Institutional racism is an integral part of the greater system preventing black women from having access to healthcare of an equitable standard. Thousands of Black women have prematurely died as a result of not receiving a proper diagnosis, medical scripts or basic treatment. This phenomenon is not exclusive to one country but rather it exists in many spaces across the globe. In order to contextualize this topic, a reference to reading the issue from a psychosocial perspective through the University of Sao Paolo publication by Prestes, Clélia R. S., Paiva, Vera S. F (2016: 675) is useful.
Inadequate healthcare access is viewed through the psychosocial lens which incorporates the relationship between experiencing healthcare deficiencies and relating them to an experience that thousands of others will have as a result of systematic disintegration of healthcare for women of color. The publication acknowledges sex and race categories as determinants of poor healthcare access. The writers uncover layers of interrelations between institutional dysfunction being embedded psychologically and interpersonally which continues negative societal cycles.
The looming reality that the history of poor healthcare for Black women is not over, is in fact woven into the fabric of doctor to patient relations, stemming from a governance tier. Unfortunately, women experience the effects of this through conditions relating to reproductive health. Physical hurdles impacting healthcare access such as poverty, lack of awareness or proximity to local hospitals are key factors. However,the experiences of Black women reflect a greater historical continuum.

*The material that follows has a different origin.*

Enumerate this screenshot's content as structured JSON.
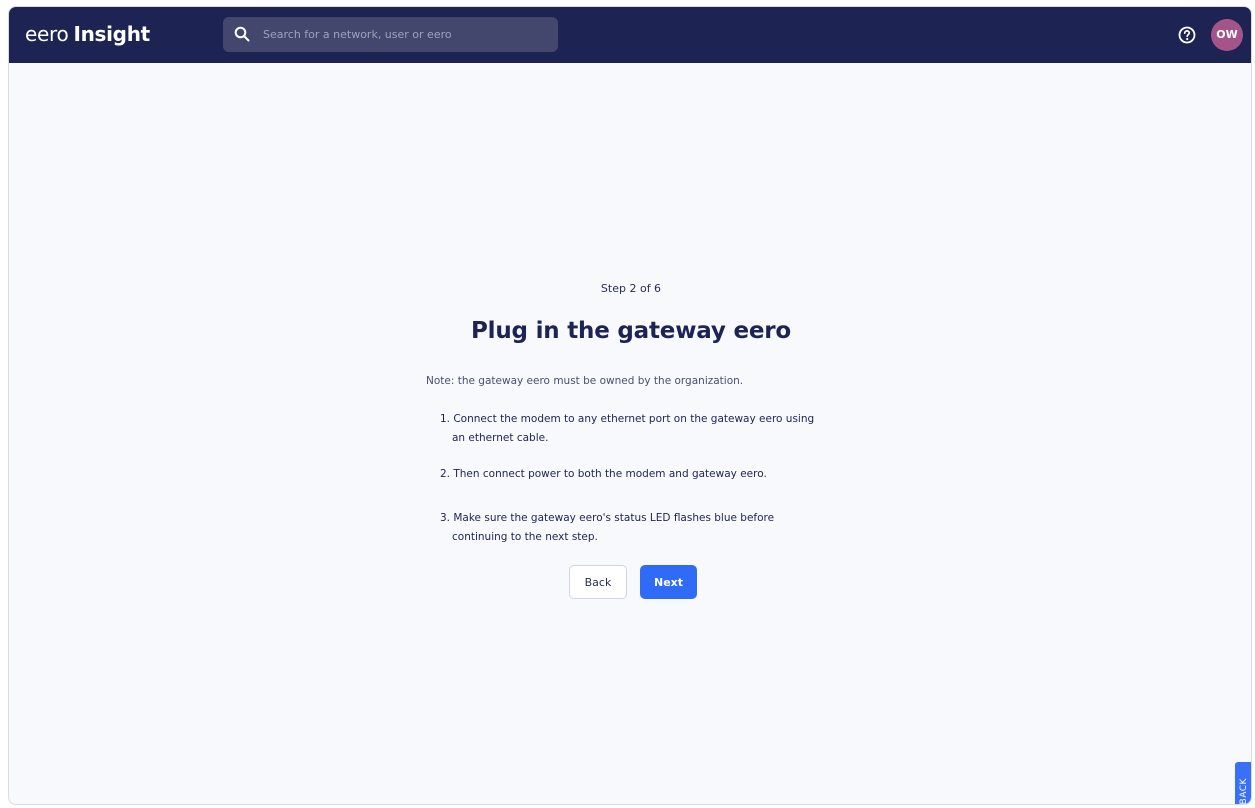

The text (2016:681) takes on the effects of poor healthcare access on the resilience and responses of black women. Prestes (2013) explored the psychic transmission which is described as the psychic continuity of the Black family, descendants, ascendants, ancestors, resulting from symbolisms associated with Black women, and moreover, resulting from shared meanings in traditional practices of black communities − cultural, political, intellectual or religious.
The authors go on to note that this psychic continuity has become a practical necessity as opposed to an innate characteristic of Black women, which can be mentally distressing as the nature of our society demands active and continued resilience against everyday structures that are meant to provide comfort. To a large degree, it is arguable that consistent stressors in the Black female psyche in relation to material challenges, will eventually negatively influence mental health.
The considerations made in this text may concern structural healthcare issues, however, the psychosocial approach demands that consideration is made for the interrelations between healthcare and other areas of disadvantage for Black women. Poor health can impact their mental state, social cohesion, parenting style or potential to extract themselves out of the financial situation historically imposed onto them.
As ills of our society are usually concerned with the social impact of various issues, it is surprising to realize that the practice of a seemingly unrelated sphere is a mechanism of perpetuating these ills.
Healthcare equity for Black women would ensure the improvement of multiple facets of their lives as well as their ability to interact in every area of their lives. It is worth reconsidering their need to predispose themselves mentally for the challenges that they will face in their daily life, but also their basic right to adequate healthcare.